First, the country needs stronger, more sustained growth to lift millions out of poverty. While reforms lay the foundation for private-sector expansion, making growth more inclusive will require scaling up cash transfer systems to support those most at risk.
Second, Nigeria needs an effective and credible budget framework. Delivering better infrastructure and investing in people requires realistic budgeting, disciplined spending, and transparent implementation.
“Stronger budget management can also reinforce accountability and public trust in government priorities. Meanwhile, monetary policy must continue to focus on decisively reducing inflation and stabilising the economy.
“Third, and perhaps most crucially, Nigeria must continue to boost domestic revenue collection. Given the country’s massive financing needs in areas like agriculture, infrastructure (particularly electricity access), and climate adaptation, raising revenue is essential.
“Tax reforms now underway aim to broaden the tax base, simplify payments, and improve compliance. Over time, once inflation and cost-of-living pressures ease, there will be room to align tax rates with regional peers while maintaining social equity.

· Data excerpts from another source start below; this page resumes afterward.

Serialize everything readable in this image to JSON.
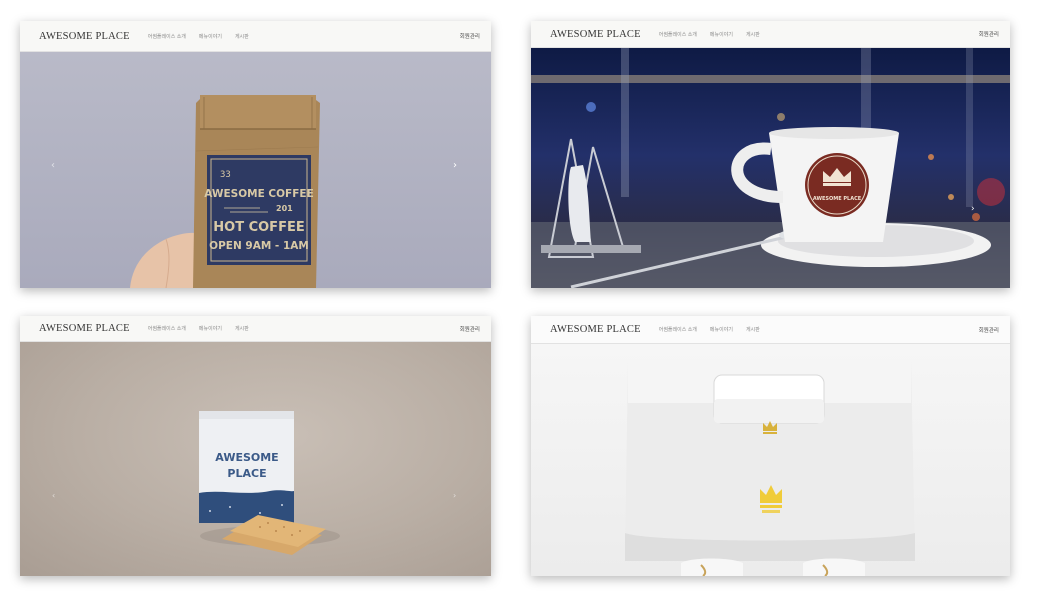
{
  "panels": [
    {
      "brand": "AWESOME PLACE",
      "menu": [
        "어썸플레이스 소개",
        "메뉴이야기",
        "게시판"
      ],
      "admin": "회원관리",
      "hero": {
        "label_top": "33",
        "label_main": "AWESOME COFFEE",
        "label_num": "201",
        "label_hot": "HOT COFFEE",
        "label_hours": "OPEN 9AM - 1AM"
      }
    },
    {
      "brand": "AWESOME PLACE",
      "menu": [
        "어썸플레이스 소개",
        "메뉴이야기",
        "게시판"
      ],
      "admin": "회원관리",
      "hero": {
        "cup_logo": "AWESOME PLACE"
      }
    },
    {
      "brand": "AWESOME PLACE",
      "menu": [
        "어썸플레이스 소개",
        "메뉴이야기",
        "게시판"
      ],
      "admin": "회원관리",
      "hero": {
        "pouch_line1": "AWESOME",
        "pouch_line2": "PLACE"
      }
    },
    {
      "brand": "AWESOME PLACE",
      "menu": [
        "어썸플레이스 소개",
        "메뉴이야기",
        "게시판"
      ],
      "admin": "회원관리",
      "hero": {}
    }
  ],
  "icons": {
    "prev": "chevron-left-icon",
    "next": "chevron-right-icon",
    "crown": "crown-icon"
  },
  "colors": {
    "navy": "#2e3a63",
    "kraft": "#9a7b4f",
    "cup_red": "#7a2b22",
    "gold": "#d8b23c"
  }
}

“Critically, government officials stress that the savings from fuel subsidy removal must be channelled into priority investments—improving schools, hospitals, roads, and social protection—to ensure that the benefits of reform reach all Nigerians.
“The government, along with its international partners, remains confident that Nigeria’s potential is vast. But realising it will require not just continued policy discipline, but also an unwavering commitment to building an inclusive economy—one where growth translates into real, tangible improvements in the lives of everyday citizens.
“As the reforms deepen and institutions strengthen, Nigeria faces a clear choice: continue the hard work of transformation, or risk slipping back into cycles of missed opportunities and economic vulnerability. The stakes could hardly be higher for a nation determined to lead not just Africa, but the global south, into a new era of shared prosperity”, IMF said.